Выход 5-йодо-1-(3-метилбут-2-ен-1-ил)урацила 0.466 г (53% в расчете на 5-йодоурацил), Rf 0.45 (метиленхлорид - этанол, 20:1, v/v). Tпл=146-148°C. УФ (pH 1-7): λmax 291 nm (ε 7849); (pH 13): λmax 281 nm (ε 6046). 1H ЯМР (400 МГц, ДМСО-D6): 11.57 ус (1H, NH), 8.09 с (1H, 6-H), 5.21 м (1H, 3JCH,CH2=6.9, 4JCH3,CH=1.2, CH), 4.26 д (2H, 3JCH2,CH=6.9, CH2), 1.71 д (3H, 4JCH3,CH=1.2, CH3), 1.70 д (3H, 4JCH3,CH=1.2, CH3).
Пример 3. Синтез 5-йод-1-бензилурацила
К раствору 0.152 г (1.0 ммоль) 1,8-диазобицикло[5.4.0]ундец-7-ена (DBU) в 3.0 мл сухого ДМФА добавляли 238 мг (1.0 ммоль) 5-йодурацила и перемешивали при комнатной температуре до образования гомогенного раствора. К реакционной смеси добавляли 0.12 мл (1.0 ммоль) бензилбромида (BnBr). Реакцию проводили при 20°C и перемешивании. Протекание реакции контролировали по ТСХ. После окончания реакции растворитель отгоняли в вакууме, остаток разбавляли хлористым метиленом (30 мл), переносили в делительную воронку и промывали водой (35 мл). Водный слой экстрагировали хлористым метиленом (3×30 мл). Органические слои после промывки и экстракции объединяли, промывали водой (4×30 мл), сушили над безводным сульфатом натрия, фильтровали и упаривали в вакууме досуха. Остаток наносили на колонку с силикагелем (10 г) для хроматографического разделения. Колонку промывали метиленхлоридом, продукты элюировали системами метиленхлорид - этанол, 100:1, 100:2 и 100:3 (v/v). Фракции, содержащие продукт, объединяли, упаривали в вакууме досуха. Выход продукта - 233 мг (71%). Rf 0.42 (метиленхлорид - этанол, 20:1, v/v). 1H-ЯМР (400 МГц, ДМСО-D6): 11.67 ус (1H, NH), 8.32 с (1H, 6-H), 7.39-7.28 м (5H, Ph), 4.88 с (2H, CH2). 13C-ЯМР (100 МГц, ДМСО-D6): 160.90 (C4), 150.66 (C2), 149.66 (C6), 136.59 (C1 в Ph), 128.58 (C2 и C6 в Ph), 127.67 (C4 в Ph), 127.44 (C3 и C5 в Ph), 68.53 (C5), 50.44 (CH2). Tпл=216-217°C. УФ (pH 1-7): λmax 292 nm (ε 7546); (pH 13): λmax 282 nm (ε 5670).
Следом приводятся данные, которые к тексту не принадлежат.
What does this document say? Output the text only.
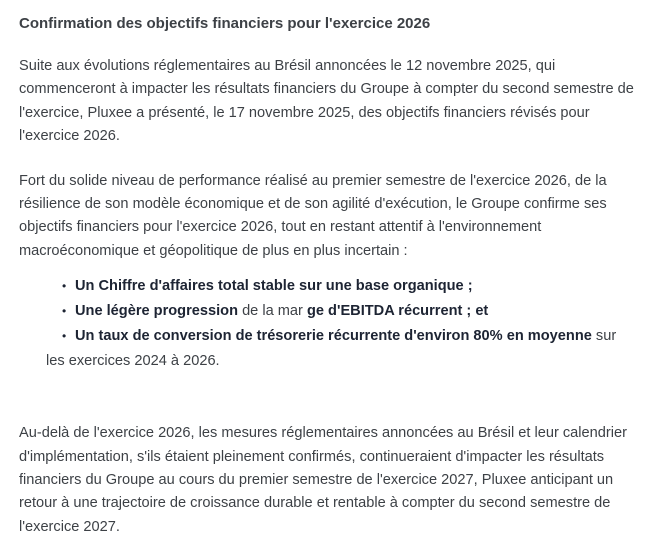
Confirmation des objectifs financiers pour l'exercice 2026

Suite aux évolutions réglementaires au Brésil annoncées le 12 novembre 2025, qui
commenceront à impacter les résultats financiers du Groupe à compter du second semestre de
l'exercice, Pluxee a présenté, le 17 novembre 2025, des objectifs financiers révisés pour
l'exercice 2026.

Fort du solide niveau de performance réalisé au premier semestre de l'exercice 2026, de la
résilience de son modèle économique et de son agilité d'exécution, le Groupe confirme ses
objectifs financiers pour l'exercice 2026, tout en restant attentif à l'environnement
macroéconomique et géopolitique de plus en plus incertain :

• Un Chiffre d'affaires total stable sur une base organique ;
• Une légère progression de la mar ge d'EBITDA récurrent ; et
• Un taux de conversion de trésorerie récurrente d'environ 80% en moyenne sur
les exercices 2024 à 2026.

Au-delà de l'exercice 2026, les mesures réglementaires annoncées au Brésil et leur calendrier
d'implémentation, s'ils étaient pleinement confirmés, continueraient d'impacter les résultats
financiers du Groupe au cours du premier semestre de l'exercice 2027, Pluxee anticipant un
retour à une trajectoire de croissance durable et rentable à compter du second semestre de
l'exercice 2027.
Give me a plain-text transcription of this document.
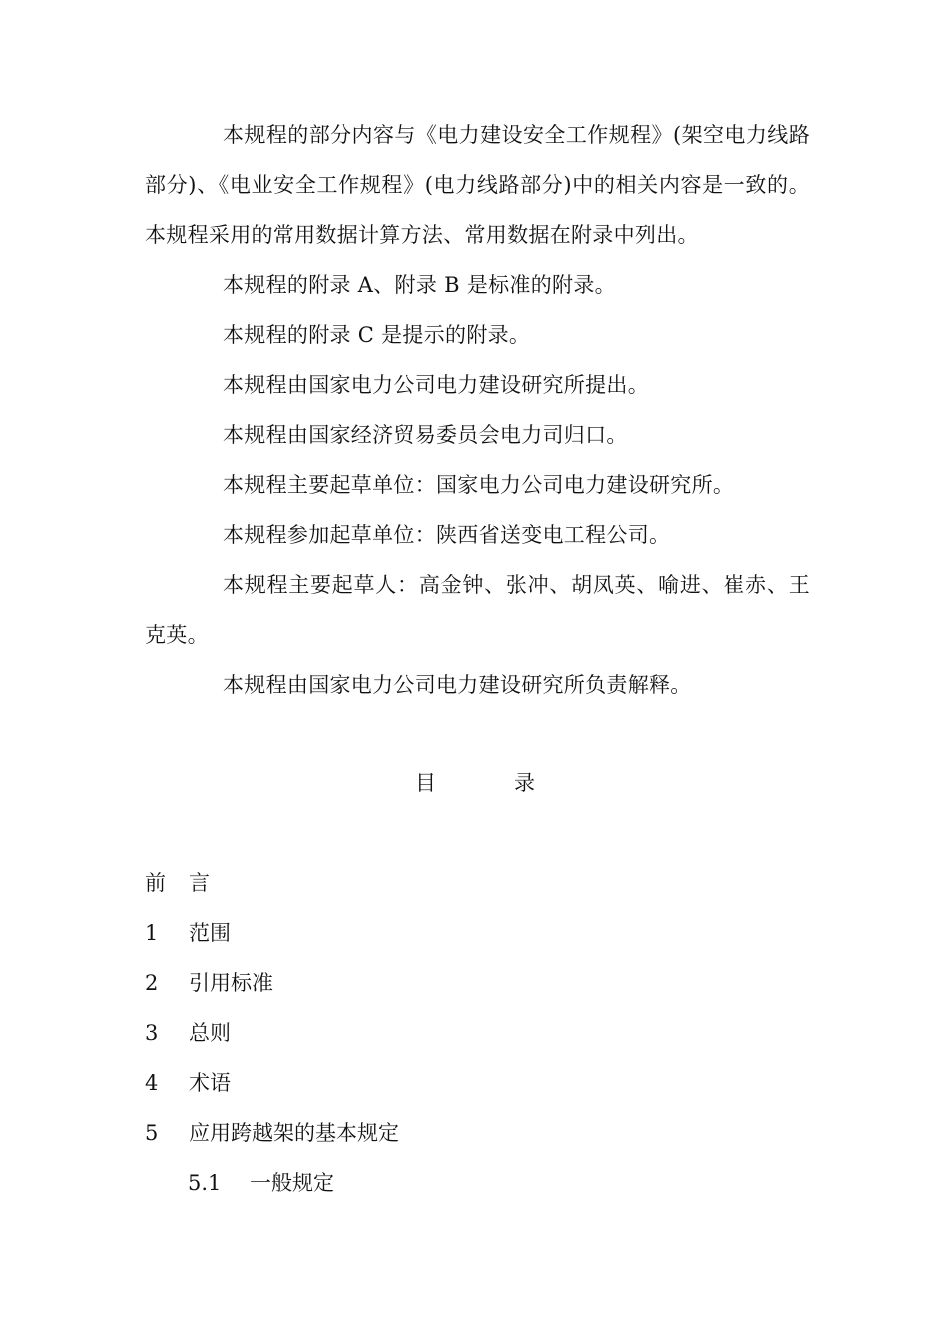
本规程的部分内容与《电力建设安全工作规程》(架空电力线路部分)、《电业安全工作规程》(电力线路部分)中的相关内容是一致的。本规程采用的常用数据计算方法、常用数据在附录中列出。

本规程的附录 A、附录 B 是标准的附录。

本规程的附录 C 是提示的附录。

本规程由国家电力公司电力建设研究所提出。

本规程由国家经济贸易委员会电力司归口。

本规程主要起草单位：国家电力公司电力建设研究所。

本规程参加起草单位：陕西省送变电工程公司。

本规程主要起草人：高金钟、张冲、胡凤英、喻进、崔赤、王克英。

本规程由国家电力公司电力建设研究所负责解释。

目录
前 言
1 范围
2 引用标准
3 总则
4 术语
5 应用跨越架的基本规定
5.1 一般规定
Пример 4. Синтез 5-йод-1-(3-фенилпропил)урацила
К раствору 0.506 г (3.326 ммоль) 1,8-диазобицикло[5.4.0]ундец-7-ена в 6 мл сухого ДМФА добавляли 0.791 г (3.324 ммоль) 5-йодоурацила и перемешивали в течение 15 мин. К полученной смеси при 20°C в течение 1 мин по каплям добавляли раствор 0.972 г (3.347 ммоль) тозилата 3-фенилпропанола в 3.5 мл сухого ДМФА. Реакцию проводили при перемешивании в течение 4,5 ч и температуре 20°C. Смесь оставляли на ночь при комнатной температуре. После окончания реакции растворитель отгоняли в вакууме, остаток разбавляли хлористым метиленом (70 мл), переносили в делительную воронку и промывали водой (35 мл). Водный слой экстрагировали хлористым метиленом (4×15 мл). Органические слои после промывки и экстракции объединяли, промывали водой (4×40 мл), сушили над безводным сульфатом натрия, фильтровали и упаривали в вакууме досуха. Продукт подвергали хроматографической очистке на силикагеле (30 г). Колонку промывали метиленхлоридом, продукты элюировали системами метиленхлорид - этанол, 100:1 и 100:2. (v/v). Фракции, содержащие продукт, объединяли, упаривали в вакууме досуха. Выход 5-йодо-1-(3-фенилпропил)урацила 0.760 г (64% в расчете на 5-йодоурацил), Rf 0.46 (метиленхлорид - этанол, 20:1, v/v). 1H ЯМР (400 МГц, ДМСО-d6): 11.53 ус (1H, NH), 8.16 с (1H, 6-Н), 7.30-7.14 м (5H, Ph), 3.71 т (2H, 3JCH2,CH2=7.2, CH2-N), 2.58 т (2H, 3JCH2,CH2=7.8, CH2-Ph), 1.92 м (1H, 2JCHА,CHБ=14.8, 3JCHА,CH2=7.8, 3JCHА,CH2=7.2 Гц, CHА), 1.88 м (1H, 2JCHБ,CHА=14.8, 3JCHБ,CHА=7.8, 3JCHБ,CH2=7.2, CHБ).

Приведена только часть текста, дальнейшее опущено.